Hal ini diperkuat juga dengan adanya Qadi Hisbah, sebagai orang yang memberi penjelasan di lokasi-lokasi di mana umat berinteraksi langsung dengan praktik keagamaan lain. Tujuannya agar tidak membiarkan umat gagap dan asal ikut tanpa mengetahui hukum islam.

Demikianlah islam dengan kekuatan negara yang di dalamnya diterapkan aturan islam secara sempurna menjalankan fungsinya agar umat senantiasa berada dalam ketaatan pada syariat.

Keberadaan negara yang menerapkan sistem islam ini tidak hanya menjaga umat islam tapi juga tetap memberikan perlindungan kepada non muslim (ahlu dzimmah yaitu warga negara yang tinggal dalam wilayah islam).

Sebagaimana fakta sejarah yang ditunjukkan oleh khalifah Umar yang memberikan jaminan keamanan kepada penduduk Illia atas diri, harta, salib dan gereja-gereja mereka. Begitu juga yang dilakukan oleh Gubernur Mesir Amr bin Al Ash kepada penduduk Qitbthi (Kristen Koptik) di Mesir yang memberikan jaminan keamanan kepada mereka.

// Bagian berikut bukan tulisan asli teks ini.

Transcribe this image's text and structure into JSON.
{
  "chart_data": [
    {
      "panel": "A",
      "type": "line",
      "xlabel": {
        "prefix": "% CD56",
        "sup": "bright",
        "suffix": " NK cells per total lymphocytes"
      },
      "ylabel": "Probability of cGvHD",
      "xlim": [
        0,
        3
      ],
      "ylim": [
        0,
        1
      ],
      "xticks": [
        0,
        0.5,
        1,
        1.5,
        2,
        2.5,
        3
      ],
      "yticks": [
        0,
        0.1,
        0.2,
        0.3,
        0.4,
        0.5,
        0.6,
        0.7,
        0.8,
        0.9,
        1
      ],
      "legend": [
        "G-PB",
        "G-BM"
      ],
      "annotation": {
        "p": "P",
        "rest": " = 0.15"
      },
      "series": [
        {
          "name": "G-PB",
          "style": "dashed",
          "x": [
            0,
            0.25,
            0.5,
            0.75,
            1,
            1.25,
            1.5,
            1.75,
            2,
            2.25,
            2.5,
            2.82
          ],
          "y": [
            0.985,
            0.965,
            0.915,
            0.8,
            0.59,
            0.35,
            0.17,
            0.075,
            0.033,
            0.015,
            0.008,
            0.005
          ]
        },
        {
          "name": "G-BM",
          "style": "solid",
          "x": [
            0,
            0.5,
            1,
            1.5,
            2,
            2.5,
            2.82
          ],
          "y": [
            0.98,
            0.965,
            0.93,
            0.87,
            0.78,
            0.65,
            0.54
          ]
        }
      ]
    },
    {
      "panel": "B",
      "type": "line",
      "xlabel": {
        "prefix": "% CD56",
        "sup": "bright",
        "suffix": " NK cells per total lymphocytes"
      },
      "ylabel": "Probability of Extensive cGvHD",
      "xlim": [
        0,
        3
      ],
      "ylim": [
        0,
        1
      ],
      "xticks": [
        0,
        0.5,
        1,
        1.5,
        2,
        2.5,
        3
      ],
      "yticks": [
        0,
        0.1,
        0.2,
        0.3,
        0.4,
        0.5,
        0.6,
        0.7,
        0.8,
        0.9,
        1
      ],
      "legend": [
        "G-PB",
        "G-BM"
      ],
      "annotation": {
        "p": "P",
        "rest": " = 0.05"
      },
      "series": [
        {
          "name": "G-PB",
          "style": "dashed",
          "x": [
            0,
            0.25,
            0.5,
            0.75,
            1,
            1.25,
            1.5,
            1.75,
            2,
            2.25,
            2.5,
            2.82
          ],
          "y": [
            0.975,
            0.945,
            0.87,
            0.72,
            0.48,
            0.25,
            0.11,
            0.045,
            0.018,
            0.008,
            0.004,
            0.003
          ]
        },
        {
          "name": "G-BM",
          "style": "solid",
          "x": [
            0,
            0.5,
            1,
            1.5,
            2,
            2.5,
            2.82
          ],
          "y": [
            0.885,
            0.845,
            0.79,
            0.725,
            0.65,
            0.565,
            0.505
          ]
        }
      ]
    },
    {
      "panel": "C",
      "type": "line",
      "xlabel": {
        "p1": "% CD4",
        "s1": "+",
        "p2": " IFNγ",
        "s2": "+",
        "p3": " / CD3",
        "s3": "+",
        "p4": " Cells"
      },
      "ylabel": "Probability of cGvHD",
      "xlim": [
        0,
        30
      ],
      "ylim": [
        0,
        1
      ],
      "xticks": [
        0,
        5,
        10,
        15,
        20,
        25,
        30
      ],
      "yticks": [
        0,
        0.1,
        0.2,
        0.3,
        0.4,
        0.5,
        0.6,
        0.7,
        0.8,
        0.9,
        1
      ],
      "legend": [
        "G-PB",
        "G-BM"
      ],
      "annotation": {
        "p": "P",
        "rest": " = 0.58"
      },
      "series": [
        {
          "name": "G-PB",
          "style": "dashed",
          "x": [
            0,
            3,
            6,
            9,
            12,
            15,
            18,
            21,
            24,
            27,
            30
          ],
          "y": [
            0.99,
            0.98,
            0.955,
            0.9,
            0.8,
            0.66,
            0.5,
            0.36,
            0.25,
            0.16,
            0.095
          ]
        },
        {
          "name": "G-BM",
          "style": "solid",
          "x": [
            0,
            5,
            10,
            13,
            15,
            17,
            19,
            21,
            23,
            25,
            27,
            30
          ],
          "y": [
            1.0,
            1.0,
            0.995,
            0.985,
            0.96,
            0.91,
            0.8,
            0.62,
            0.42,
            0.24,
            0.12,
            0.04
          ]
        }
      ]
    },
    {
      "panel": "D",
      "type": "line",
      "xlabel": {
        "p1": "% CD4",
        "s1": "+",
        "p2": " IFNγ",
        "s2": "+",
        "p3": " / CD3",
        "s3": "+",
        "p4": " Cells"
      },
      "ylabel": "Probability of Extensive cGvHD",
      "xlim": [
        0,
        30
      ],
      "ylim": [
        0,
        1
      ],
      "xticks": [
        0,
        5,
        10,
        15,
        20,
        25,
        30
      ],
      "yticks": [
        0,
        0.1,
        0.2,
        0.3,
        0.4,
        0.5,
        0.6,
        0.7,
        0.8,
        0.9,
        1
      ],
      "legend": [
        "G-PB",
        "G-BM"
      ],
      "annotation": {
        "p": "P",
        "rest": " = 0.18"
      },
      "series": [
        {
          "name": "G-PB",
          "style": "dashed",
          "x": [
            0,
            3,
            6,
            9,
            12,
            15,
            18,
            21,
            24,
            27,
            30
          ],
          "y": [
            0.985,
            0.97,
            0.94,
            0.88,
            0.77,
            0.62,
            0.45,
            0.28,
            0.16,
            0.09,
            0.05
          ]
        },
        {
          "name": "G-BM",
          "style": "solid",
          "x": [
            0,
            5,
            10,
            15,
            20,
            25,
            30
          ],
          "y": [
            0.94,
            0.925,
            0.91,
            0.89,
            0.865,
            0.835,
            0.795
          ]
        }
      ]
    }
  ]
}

Inilah hakikat tolenrasi dalam islam. Toleransi seperti ini tidak akan dicapai ketika hanya dijalankan oleh individu dan masyarakat, tapi perlu dijalankan juga oleh negara.

Ketika ketiganya bersinergi maka praktik toleransi yang harmonis dan saling menghargai akan terwujud.